SA promises three million electric cars

One step to green: About 200 BMW electric cars are running on South Africa’s roads and, if the numbers are to be increased, so must the number of stations at which they can be charged. (Kevin Sutherland/Bloomberg)

One step to green: About 200 BMW electric cars are running on South Africa’s roads and, if the numbers are to be increased, so must the number of stations at which they can be charged. (Kevin Sutherland/Bloomberg)

There are about 300 electric cars whooshing along South Africa’s roads. By 2050, there should be three million. The only thing standing in the way of this is the tangled mess of legislation that applies to anything that moves but doesn’t burn petrol or diesel.

Government knows this, and the trade and industry department has drawn up a solution to fix the problem: the Strategy for Policy Direction Promoting Green Transport Technologies in South Africa.
Better known as the green transport strategy, this gives a step-by-step path for the country to follow to get to its target of three million electric vehicles.

First up is acknowledging there is a problem. South Africa’s 11-million cars fill up at 5 000 petrol stations. Importing cars and fuel costs South Africa more than R200-billion a year.

Cars are also responsible for 10% of the country’s carbon emissions and the majority of toxic pollutants released in densely packed cities. These gases contribute to the 20 000 deaths linked to air pollution each year, and they warm the world.

The solution — electric cars powered by the wind and sun — has not taken off. The 200 BMW and 100 Nissan Leaf electric vehicles in the country have only 40 stations at which to charge.

This, the trade department says, is because there is no coherent plan by government for the sector. Instead, eight departments and utilities are doing their own thing, resulting in “misalignment” and “policy fragmentation”.

South Africa’s submission to the Paris Agreement on climate change says the country will have more than 2.9-million electric cars on the road by 2050, with R6.5-trillion invested in the industry over the next four decades. Those two numbers form the basis of the green transport strategy.

It says going electric will create a huge local industry. Instead of importing fossil fuels, power for cars will come from solar panels and wind turbines. That will, in turn, mean more renewable manufacturing and jobs. The power will be stored in batteries of platinum, a resource that South Africa has in more quantity than any other country. That will create a mining and manufacturing industry, which will then supply more factories that will build electric vehicles.

On paper, the strategy is straightforward. Getting there requires working through the unintended consequences of other policies.
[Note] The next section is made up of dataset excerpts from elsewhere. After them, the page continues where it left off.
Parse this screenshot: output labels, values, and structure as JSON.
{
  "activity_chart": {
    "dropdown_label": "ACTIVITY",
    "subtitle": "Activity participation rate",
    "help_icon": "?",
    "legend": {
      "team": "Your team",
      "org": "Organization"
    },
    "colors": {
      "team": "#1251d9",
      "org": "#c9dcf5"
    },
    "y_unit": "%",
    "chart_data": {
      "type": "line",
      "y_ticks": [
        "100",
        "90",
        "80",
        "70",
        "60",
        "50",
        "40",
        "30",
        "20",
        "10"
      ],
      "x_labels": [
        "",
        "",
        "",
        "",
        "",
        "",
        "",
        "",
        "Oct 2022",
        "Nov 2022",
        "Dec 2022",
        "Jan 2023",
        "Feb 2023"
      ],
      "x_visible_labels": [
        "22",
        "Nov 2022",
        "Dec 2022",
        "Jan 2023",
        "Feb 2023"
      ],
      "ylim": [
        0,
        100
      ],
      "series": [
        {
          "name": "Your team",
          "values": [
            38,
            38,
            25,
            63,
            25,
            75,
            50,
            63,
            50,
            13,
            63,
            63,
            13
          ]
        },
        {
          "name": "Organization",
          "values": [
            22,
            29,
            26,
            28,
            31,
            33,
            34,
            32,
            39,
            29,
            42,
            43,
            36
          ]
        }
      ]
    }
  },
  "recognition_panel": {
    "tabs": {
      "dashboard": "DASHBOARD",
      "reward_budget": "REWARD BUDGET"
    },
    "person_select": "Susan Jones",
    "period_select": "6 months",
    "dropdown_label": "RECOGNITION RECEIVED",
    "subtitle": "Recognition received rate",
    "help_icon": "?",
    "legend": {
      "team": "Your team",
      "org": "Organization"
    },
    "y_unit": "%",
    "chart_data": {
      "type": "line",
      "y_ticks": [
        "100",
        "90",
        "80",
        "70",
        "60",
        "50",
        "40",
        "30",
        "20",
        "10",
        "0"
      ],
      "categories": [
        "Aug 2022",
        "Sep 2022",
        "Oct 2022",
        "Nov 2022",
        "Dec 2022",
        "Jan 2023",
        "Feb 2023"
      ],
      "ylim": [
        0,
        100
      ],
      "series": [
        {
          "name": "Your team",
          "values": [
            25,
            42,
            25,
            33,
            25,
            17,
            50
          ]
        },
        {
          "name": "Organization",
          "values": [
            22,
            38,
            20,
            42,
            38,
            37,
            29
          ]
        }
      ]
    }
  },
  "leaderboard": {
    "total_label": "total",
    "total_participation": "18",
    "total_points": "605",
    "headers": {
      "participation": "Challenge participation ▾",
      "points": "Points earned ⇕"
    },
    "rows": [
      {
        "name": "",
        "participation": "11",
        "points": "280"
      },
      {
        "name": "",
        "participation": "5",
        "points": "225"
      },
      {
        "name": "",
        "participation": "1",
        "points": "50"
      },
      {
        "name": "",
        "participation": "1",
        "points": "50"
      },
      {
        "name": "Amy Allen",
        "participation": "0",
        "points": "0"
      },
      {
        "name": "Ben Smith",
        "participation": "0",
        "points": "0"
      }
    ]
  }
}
They range from electric vehicles being slapped with a luxury tax (because so few are sold, they remain expensive) to tax credits for local vehicle manufacturing favouring companies that make more than 50 000 cars (an impossible goal for current electric manufacturing).

In some instances policy confusion favours electric vehicles. Government doesn’t classify electricity as a “fuel stock” for vehicles. That means electric cars don’t pay a fuel tax or contribute to the road accident fund. They also don’t pay the taxes levied on conventional vehicles for causing air pollution.

These exceptions aside, the green transport strategy says most legislation actively thwarts the electric vehicle industry’s growth. Put politely: “The current policy framework is not conducive towards the uptake of green road transport technologies.”

Hence the strategy recommends that an interministerial committee be put together to cut across the departmental silo effect.

With government no longer tripping over itself, the only other obstacle is consumer perception that electric vehicles are not practical. In a country with only 40 charging stations, and electricity produced by polluting coal-fired power stations, this is a real concern, according to the strategy. It’s a “chicken and egg” problem: not enough vehicles are sold to decrease their price. With few consumers, nobody is willing to invest in charging stations.

That’s where the R6.5-trillion in investment comes in. Taken from places such as the environment department’s green fund, this will go into improving battery technology so vehicles can go further on a single charge and make building electric-vehicle infrastructure more lucrative for the private sector.

Eighteen projects have already been rolled out, dedicated to working out the practicalities of electric vehicles. Another 12 are working on other green transport technologies, such as retrofitting minibus taxis so they also run on natural gas.

If the state gets out of its own way, South Africans should be silently moving in cars that don’t harm their — or the planet’s — health.